Wie die Thüringer Liberalen ihre Spitzenkandidaten für die Wahlen in Bund und Land küren
Die FDP schiebt sich zu Nikolaus einen besinnlichen Parteitag in die Schuhe: ohne Querelen nominieren die Liberalen ihre Kandidaten für das Superwahljahr 2009
• von Michael Wasner
Erfurt. Erst rieselt Sand, dann fällt die FDP. Sabine Frost ist gegen einen der schmalen Tische gestoßen, die hier im Konferenzraum etwas zu eng gereiht stehen. Die kleine Vase mit Deko-Sand, in dem ein blau-gelbes Parteifähnchen steckt, kippt und poltert zu Boden. Die 47-Jährige aus Rastenberg kriecht unter den Tisch ihres Kreisverbands Sömmerda und hebt das Fähnchen auf. Es ist nicht ihr Tag.

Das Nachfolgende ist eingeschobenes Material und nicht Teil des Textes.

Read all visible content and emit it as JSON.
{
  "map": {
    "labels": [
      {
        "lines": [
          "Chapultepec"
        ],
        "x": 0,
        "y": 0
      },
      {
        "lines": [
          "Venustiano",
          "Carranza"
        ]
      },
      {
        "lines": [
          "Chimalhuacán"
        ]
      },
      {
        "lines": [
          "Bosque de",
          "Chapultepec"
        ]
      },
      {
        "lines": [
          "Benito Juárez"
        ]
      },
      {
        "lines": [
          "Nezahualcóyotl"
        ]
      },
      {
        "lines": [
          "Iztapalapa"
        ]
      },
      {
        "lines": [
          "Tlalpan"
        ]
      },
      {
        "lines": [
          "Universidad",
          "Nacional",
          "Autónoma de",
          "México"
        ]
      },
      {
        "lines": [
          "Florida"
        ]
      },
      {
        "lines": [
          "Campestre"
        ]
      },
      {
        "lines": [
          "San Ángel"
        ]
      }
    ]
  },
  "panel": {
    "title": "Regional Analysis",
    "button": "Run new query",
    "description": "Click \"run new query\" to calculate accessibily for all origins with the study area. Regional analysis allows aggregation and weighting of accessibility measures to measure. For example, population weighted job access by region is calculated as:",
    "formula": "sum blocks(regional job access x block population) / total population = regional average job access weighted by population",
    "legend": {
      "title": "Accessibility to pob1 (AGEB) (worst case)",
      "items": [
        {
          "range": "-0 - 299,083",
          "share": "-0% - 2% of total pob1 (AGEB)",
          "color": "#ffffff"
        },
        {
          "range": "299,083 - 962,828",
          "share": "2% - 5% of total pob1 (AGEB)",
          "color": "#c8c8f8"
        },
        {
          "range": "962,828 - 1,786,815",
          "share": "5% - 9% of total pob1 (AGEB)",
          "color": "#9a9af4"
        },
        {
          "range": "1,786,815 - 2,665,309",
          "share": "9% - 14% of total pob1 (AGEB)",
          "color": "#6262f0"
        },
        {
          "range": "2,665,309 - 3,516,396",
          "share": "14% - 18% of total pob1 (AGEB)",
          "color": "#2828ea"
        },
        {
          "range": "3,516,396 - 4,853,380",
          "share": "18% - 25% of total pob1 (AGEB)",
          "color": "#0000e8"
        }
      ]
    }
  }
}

Dabei hätte es größere Patzer geben können. Während halb Thüringen an diesem sechsten Dezember in der Erfurter Innenstadt Weihnachtsgeschenke zu kaufen scheint, haben sich 140 Liberale in drei zusammengelegten Salons eines 4-Sterne-Hotels gezwängt. Sie wollen ihre Kandidaten für die Wahlen im nächsten Jahr bestimmen. Früher arteten solche Treffen in Selbstzerfleischung aus.
Seit 1994 sind die Liberalen nicht mehr im Landtag vertreten. Sie scheiterten stets an der Fünf-Prozent-Hürde. Umfragen sehen sie bei fünf und sechs Prozent. "Ich bin sicher, dass wir diesmal keine Zitterpartie erleben - höchstens darum, ob es ein Mandat mehr wird", sagt Parteichef Uwe Barth. Der 44-Jährige wird später mit 94 Prozent der Stimmen wie erwartet zum Spitzenkandidaten gekürt. Danach boxt er seine sechs Wunschkandidaten für eine künftige Landtagsfraktion durch.
Als das Ergebnis bekannt gegeben wird, steht der ganze Saal und klatscht. Im Hintergrund läuft bedeutungsschwanger "Wenn nicht jetzt, wann dann" - der Song der Kölner "Höhner", der zuletzt bei der Handball-WM hoch und runter gespielt wurde. Sabine Frost bringt da in der vorletzten Reihe gerade die Vase zum Kippen.
Auch der erwartete Dreikampf um Platz eins auf der Bundestagsliste bleibt aus. Intern hatte Uwe Barth nie einen Hehl daraus gemacht, seinen Generalsekretär Patrick Kurth (32) als Spitzenkandidaten für den Bundestag antreten lassen zu wollen. Dann jedoch schoss ihm erst Jenas ehemaliger Oberbürgermeister Peter Röhlinger (69) dazwischen. Und schließlich meldete auch noch der Erfurter Vize-Kreis-Chef Stefan Feuerstein Ansprüche an, dem man mit Kurth alles andere als eine freundschaftliche Beziehung nachsagt. Als es Mitte November um den FDP-Direktkandidaten für den Wahlkreis Erfurt-Weimar ging, hatte er Kurth düpiert.
Um eine weiter Blamage zu vermeiden soll der Parteivorsitzende vergangen Donnerstag Peter Röhlinger angerufen haben. Das Ergebnis des Gesprächs: Kurz bevor es an diesem Samstag um die Bundestagsliste geht, steht Röhlinger auf und zieht seine Kandidatur für Platz eins zurück. Seine Begründung: Die Partei müsse an einem Strang ziehen. Wieder stehender Applaus; als auch Sabine Frost aufstehen will, bleibt sie an der gelben Papiertischdecke hängen.
Nach dem Rückzug Röhlinger wird Kurth mit 75 Prozent der Stimmen gewählt. Feuerstein gibt entnervt auf. Röhlinger belohnt man artig mit dem zweiten Listenplatz. Holt die FDP bei der Bundestagswahl 2009 mehr als acht Prozent, dann kann auch er nach Berlin wechseln.
Der Frau neben Sabine Frost ist inzwischen die Perlenkette gerissen. Das dritte Mal muss die 47-Jährige nun unter den Parteitagstisch. Die Perlen sind vor zum sichtlich frustrierten Stefan Feuerstein gerollt.